Hello I come to the great pool of Mac Power users in hopes to find an answer/clarification to my problem, so here it is! The Materials: I have two ISP's One is DSL the other Cable. I have 4 routers 3 wireless, and I have the ability to put 2 Ethernet Cards in a powermac if needed. THE DESIRED SETUP: I would like to have my DSL line act as a dedicated webserver/local file server. The DSL line is the slower of the two, but it's a STATIC IP and it's STABLE. It's also set up to allow my to host from it (port 80) I would like to use the one computer as a webserver, on a different ip then have it also act as a LAN file server from a private IP. Ala 192.x.x or 10.0.x.x So how can I set this up? I have tried hooking up 2 ips, with 2 different routers all in to ONE network switch, but that caused all kinds of strange problems, of which one was a double dhcp issue?? If i connected to one network router it would still DHCP assign me the ip's coming from the other router!!! Strang! So i have turned DHCP off on one of the routers. I still have issues, I just need some setting strait! Anyone out there wish to help? It's a tuff one! Thanks! JM
P.S. I am advanced, so you may be short and to the point.
P.S.S. I have my G3 tower that is the server it is configed to run os 9 or 10.3. It's currently booted into os 9. I have my G4 quicksilver tower as a workstation, and I have a Mini as a workstation, I also have 2 laptops ibooks, as roaming workstations. All running Mac os x. I would like to have the G3 server be a local music store for all my music. As well as serve a website.
Hi Justin,
I think you would benefit from turning off DHCP on both routers and set a static IP on your web server. Could could also run a DHCP server on that machine to server addresses to the PowerBooks. It's freely available at
http://www.isc.org/index.pl?/sw/dhcp/
I run it on my PowerMac. It gives you greater control over how addresses are distributed to your network.
I would also strongly suggest using NAT on both your Cable and DSL routers if available and avoid giving a public IP to any computer on your network. You can then forward public ports (25,80,443 for email/http/https) to an internal address. This is much safer than opening your Mac up to the internet.
I don't know how your DSL and Cable connections are setup, but you could benefit from using both by setting up your server to run NAT for your laptops, so they would use the Cable connection for thie internet traffic. You would have to create an alias for your interface and setup your second interface card to do the network address translation for the laptops. This would be done in your ipfw rules on the web/file server. Then, on the alias interface (en0_1), set the default gateway to the cable connection's interface, assuming it has a separate address.
I imagine something like this:
DSL router running NAT:
public address: whatever my ISP feels like
private address: 192.168.4.1
Cable router running NAT:
public address: whatever:
private address: 192.168.8.1
Web server setup:
en0: 192.168.4.2 (default gw 192.168.4.1)
en0_1: 192.168.8.2 (default gw 192.168.8.1)
en1: 10.92.100.1 (2nd NIC card attached to laptop network over ehternet or wifi)
Run NAT and DHCP server on 10.92.100.1
On DSL router, forward ports 80 and 443 (and 25 if you're doing email) to 192.168.4.2
Bind apache to en0 and en1 if you want internal clients to access your website.

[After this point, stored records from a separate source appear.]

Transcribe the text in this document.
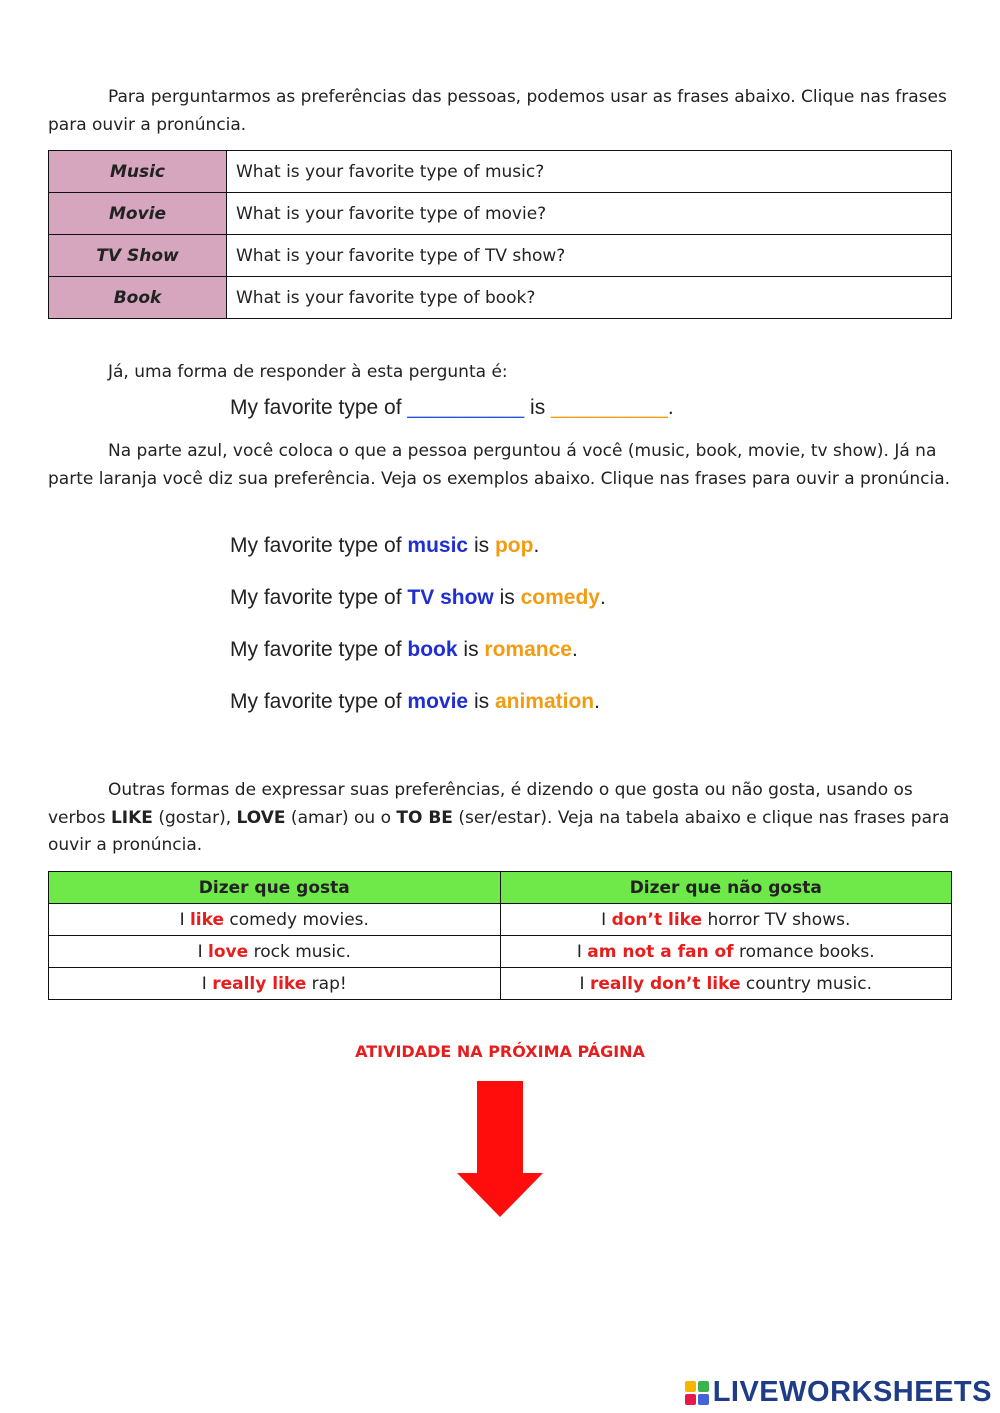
Para perguntarmos as preferências das pessoas, podemos usar as frases abaixo. Clique nas frases para ouvir a pronúncia.

Music	What is your favorite type of music?
Movie	What is your favorite type of movie?
TV Show	What is your favorite type of TV show?
Book	What is your favorite type of book?

Já, uma forma de responder à esta pergunta é:

My favorite type of __________ is __________.

Na parte azul, você coloca o que a pessoa perguntou á você (music, book, movie, tv show). Já na parte laranja você diz sua preferência. Veja os exemplos abaixo. Clique nas frases para ouvir a pronúncia.

My favorite type of music is pop.

My favorite type of TV show is comedy.

My favorite type of book is romance.

My favorite type of movie is animation.

Outras formas de expressar suas preferências, é dizendo o que gosta ou não gosta, usando os verbos LIKE (gostar), LOVE (amar) ou o TO BE (ser/estar). Veja na tabela abaixo e clique nas frases para ouvir a pronúncia.

Dizer que gosta	Dizer que não gosta
I like comedy movies.	I don’t like horror TV shows.
I love rock music.	I am not a fan of romance books.
I really like rap!	I really don’t like country music.
ATIVIDADE NA PRÓXIMA PÁGINA
LIVEWORKSHEETS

With FreeBSD, you could bind NFS and AppleTalk to an interface, not sure on how to do this on OS X, though it's likely you could.
I hope this gives you some ideas.
Regards,
Paul M.
Hi Paul, Thanks for your excellent response. Just what I asked for! One last question, do you have any experience hosting a website from your home or office, PC using a router that has a web-based interface? It seems if you use Port forwarding or mapping to punch port 80 through, it will sometimes conflict with the Router interface. That is to say, I think there may be "issues" with hosting a web-server on port 80, as many routers us a web-based config, and thus interferes?? Do you know of such issues or incompatibilies? I talked with a linksys support and they they told me to put the webserver in the DMZ. That certainly would be a solution, what do you think? I would like to keep the webserver "protected within the NAT" solution, but if I have to or if you think it would be best to DMZ it I shall!